Today, the International Court of Justice (ICJ) has rejected the claim of Croatia that Serbia committed genocide in Croatia in 1991, as well as the counter-claim by Serbia that the expulsion of more than 200,000 Serbs from Croatia constituted genocide.
Judge Peter Tomka, president of the ICJ, said that although both sides had carried out violent acts during the war, neither side had provided sufficient evidence to demonstrate the specific intent required for acts of genocide.
Both countries relied on the Convention on the Prevention and Punishment of the Crime of Genocide (Genocide Convention) for contending that the other country had committed genocide. The fact that the claims were based only on the Genocide Convention, implied that the Court had no power to rule on alleged breaches of other obligations under international law, not amounting to genocide, particularly those protecting human rights in armed conflict.
Although the case before the ICJ is a civil case, the Court said that it would nonetheless take account, where appropriate, of the decisions of the international criminal courts and tribunals and in particular the decisions of the International Criminal Tribunal for the former Yugoslavia (ICTY) in examining the constituent elements of genocide.
The 17-judge bench found that Serbia could not be held responsible for genocide for events that took place before 27 April 1992, as Serbia had not been a party to the Genocide Convention until that time. This finding ruled out most of the case of Croatia against Serbia as the great majority of Croatias concerned crimes committed by the Yugoslav Army committed in the eastern town of Vukovar in 1991.
The Court further held that, although it was fully convinced that Serb forces perpetrated acts of genocide against Croats and that the actus reus of genocide had been established, there had been no aim by the Yugoslav Peoples Army and Serbian forces to destroy Croats, but to expel them. The Court therefore concluded that Croatia had failed to prove that the acts constituting the actus reus of genocide were committed with the specific intent required for them to be characterised as genocide.
The Court pointed out that the intent to destroy, in whole or in part, a national, ethnical, racial or religious group as such is the essential characteristic of genocide, which distinguishes it from other serious crimes. It is regarded as a dolus specialis, that is to say a specific intent, which, in order for genocide to be established, must be present in addition to the intent required for each of the individual acts involved.
It accordingly dismissed Croatias claim in its entirety by fifteen votes to two.
Turning to the counter-claim filed by Serbia, the ICJ held that Croatia also could not be held accountable for genocide. Serbia had claimed that Croatia committed genocide during Operation Storm in 1995, when Croatia recaptured swaths of territory seized earlier by Serbian forces.
Judge Tomka again held that the Court was fully convinced that during and after Operation Storm Croatian armed forces and police perpetrated acts against the Serb population constituting the actus reus of genocide. However, it was not established that the Croatian armed forces and police had the dolus specialis, or the intent to destroy the Serb population.
The Court unanimously concluded from the foregoing that it had not been proved that genocide was committed during and after Operation Storm against the Serb population of Croatia.
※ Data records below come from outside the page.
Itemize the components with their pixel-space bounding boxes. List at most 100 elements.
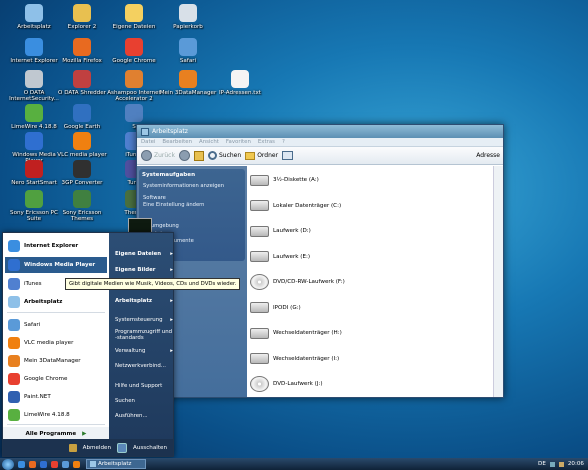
menu-file[interactable]: Datei — [141, 139, 155, 145]
start-menu-item[interactable]: LimeWire 4.18.8 — [5, 407, 107, 423]
back-arrow-icon — [141, 150, 152, 161]
vlc-quicklaunch-icon[interactable] — [73, 460, 80, 468]
explorer-window[interactable]: Arbeitsplatz Datei Bearbeiten Ansicht Fa… — [136, 124, 504, 398]
start-menu-place[interactable]: Verwaltung ▸ — [115, 348, 173, 354]
start-button[interactable] — [2, 458, 14, 470]
firefox-quicklaunch-icon[interactable] — [29, 460, 36, 468]
app-icon — [231, 70, 249, 88]
drive-label: Laufwerk (D:) — [273, 228, 311, 234]
drive-item[interactable]: Wechseldatenträger (H:) — [250, 322, 342, 344]
start-menu-place[interactable]: Arbeitsplatz ▸ — [115, 298, 173, 304]
task-link[interactable]: Software — [143, 195, 243, 202]
start-menu-place[interactable]: Eigene Bilder ▸ — [115, 267, 173, 273]
separator — [7, 424, 105, 425]
start-menu-item[interactable]: Google Chrome — [5, 371, 107, 387]
start-menu-item[interactable]: Arbeitsplatz — [5, 294, 107, 310]
drive-item[interactable]: Laufwerk (D:) — [250, 220, 311, 242]
drive-item[interactable]: Lokaler Datenträger (C:) — [250, 195, 341, 217]
menu-bar: Datei Bearbeiten Ansicht Favoriten Extra… — [137, 138, 503, 147]
start-menu-place[interactable]: Eigene Dateien ▸ — [115, 251, 173, 257]
desktop-icon[interactable]: Eigene Dateien — [104, 4, 164, 30]
app-icon — [73, 4, 91, 22]
desktop-icon[interactable]: Mein 3DataManager — [158, 70, 218, 96]
desktop-icon[interactable]: Safari — [158, 38, 218, 64]
desktop-icon[interactable]: VLC media player — [52, 132, 112, 158]
search-button[interactable]: Suchen — [207, 151, 241, 160]
drive-item[interactable]: DVD/CD-RW-Laufwerk (F:) — [250, 271, 345, 293]
chrome-quicklaunch-icon[interactable] — [51, 460, 58, 468]
hard-drive-icon — [250, 225, 269, 237]
start-menu-item[interactable]: Safari — [5, 317, 107, 333]
app-icon — [125, 70, 143, 88]
task-link[interactable]: ...kumgebung — [143, 223, 243, 230]
taskbar-task-arbeitsplatz[interactable]: Arbeitsplatz — [86, 459, 146, 469]
back-button[interactable]: Zurück — [141, 150, 175, 161]
drives-list: 3½-Diskette (A:) Lokaler Datenträger (C:)… — [247, 166, 493, 397]
menu-edit[interactable]: Bearbeiten — [162, 139, 192, 145]
start-menu-item[interactable]: Internet Explorer — [5, 238, 107, 254]
forward-button[interactable] — [178, 150, 190, 161]
menu-help[interactable]: ? — [282, 139, 285, 145]
start-menu-place[interactable]: Hilfe und Support — [115, 383, 173, 389]
drive-item[interactable]: Laufwerk (E:) — [250, 246, 310, 268]
language-indicator[interactable]: DE — [538, 461, 546, 467]
start-menu-place[interactable]: Suchen — [115, 398, 173, 404]
start-menu-place[interactable]: Systemsteuerung ▸ — [115, 317, 173, 323]
desktop-icon[interactable]: Sony Ericsson Themes — [52, 190, 112, 223]
chevron-right-icon: ▸ — [170, 317, 173, 323]
drive-item[interactable]: IPODI (G:) — [250, 297, 301, 319]
logoff-button[interactable]: Abmelden — [83, 445, 111, 451]
explorer-titlebar[interactable]: Arbeitsplatz — [137, 125, 503, 138]
folders-button[interactable]: Ordner — [245, 151, 278, 160]
drive-label: Wechseldatenträger (I:) — [273, 355, 340, 362]
start-menu-place[interactable]: Ausführen... — [115, 413, 173, 419]
drive-item[interactable]: DVD-Laufwerk (J:) — [250, 373, 323, 395]
desktop-icon[interactable]: Google Earth — [52, 104, 112, 130]
desktop-icon[interactable]: Papierkorb — [158, 4, 218, 30]
hard-drive-icon — [250, 327, 269, 339]
task-link[interactable]: Systeminformationen anzeigen — [143, 183, 243, 190]
desktop-icon[interactable]: Ashampoo Internet Accelerator 2 — [104, 70, 164, 103]
network-icon[interactable] — [549, 461, 555, 467]
desktop-icon[interactable]: O DATA Shredder — [52, 70, 112, 96]
hard-drive-icon — [250, 200, 269, 211]
menu-tools[interactable]: Extras — [258, 139, 275, 145]
desktop-icon[interactable]: 3GP Converter — [52, 160, 112, 186]
start-menu-place-label: Arbeitsplatz — [115, 298, 153, 304]
desktop-icon[interactable]: Google Chrome — [104, 38, 164, 64]
desktop-icon[interactable]: Explorer 2 — [52, 4, 112, 30]
app-icon — [125, 38, 143, 56]
drive-item[interactable]: 3½-Diskette (A:) — [250, 169, 319, 191]
ie-quicklaunch-icon[interactable] — [18, 460, 25, 468]
up-button[interactable] — [193, 150, 204, 161]
desktop-icon-label: O DATA Shredder — [58, 90, 106, 96]
mediaplayer-quicklaunch-icon[interactable] — [40, 460, 47, 468]
shutdown-button[interactable]: Ausschalten — [133, 445, 167, 451]
menu-view[interactable]: Ansicht — [199, 139, 219, 145]
task-link[interactable]: Eine Einstellung ändern — [143, 202, 243, 209]
app-icon — [8, 355, 20, 367]
start-menu-place[interactable]: Programmzugriff und -standards — [115, 329, 173, 342]
start-menu-item-label: iTunes — [24, 281, 42, 287]
start-menu-item[interactable]: Mein 3DataManager — [5, 353, 107, 369]
start-menu-item[interactable]: VLC media player — [5, 335, 107, 351]
menu-favorites[interactable]: Favoriten — [226, 139, 251, 145]
start-menu-place[interactable]: Netzwerkverbind... — [115, 363, 173, 369]
drive-item[interactable]: Wechseldatenträger (I:) — [250, 348, 339, 370]
views-button[interactable] — [282, 151, 294, 160]
app-icon — [25, 104, 43, 122]
start-menu-item[interactable]: Paint.NET — [5, 389, 107, 405]
start-menu-item[interactable]: Windows Media Player — [5, 257, 107, 273]
start-menu-item-label: Paint.NET — [24, 394, 51, 400]
volume-icon[interactable] — [558, 461, 564, 467]
optical-drive-icon — [250, 274, 269, 290]
system-tasks-title[interactable]: Systemaufgaben — [142, 172, 195, 178]
desktop-icon-label: IP-Adressen.txt — [219, 90, 261, 96]
vertical-scrollbar[interactable] — [493, 166, 503, 397]
safari-quicklaunch-icon[interactable] — [62, 460, 69, 468]
desktop-icon[interactable]: Mozilla Firefox — [52, 38, 112, 64]
start-menu-place-label: Verwaltung — [115, 348, 146, 354]
views-icon — [282, 151, 294, 160]
separator — [7, 312, 105, 313]
desktop-icon[interactable]: IP-Adressen.txt — [210, 70, 270, 96]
Judge Cancado Trindade appended a dissenting opinion criticising parts of the judgment. Among other findings, he observed that the essence of the case, lied on substantive issues pertaining to the interpretation and application of the Genocide Convention, rather than on issues of jurisdiction/admissibility, as acknowledged by the contending Parties themselves. He stressed that automatic succession to, and continuity of obligations of, the Convention against Genocide, is an imperative of humaneness so as to secure protection to human groups when they stand most in need of it.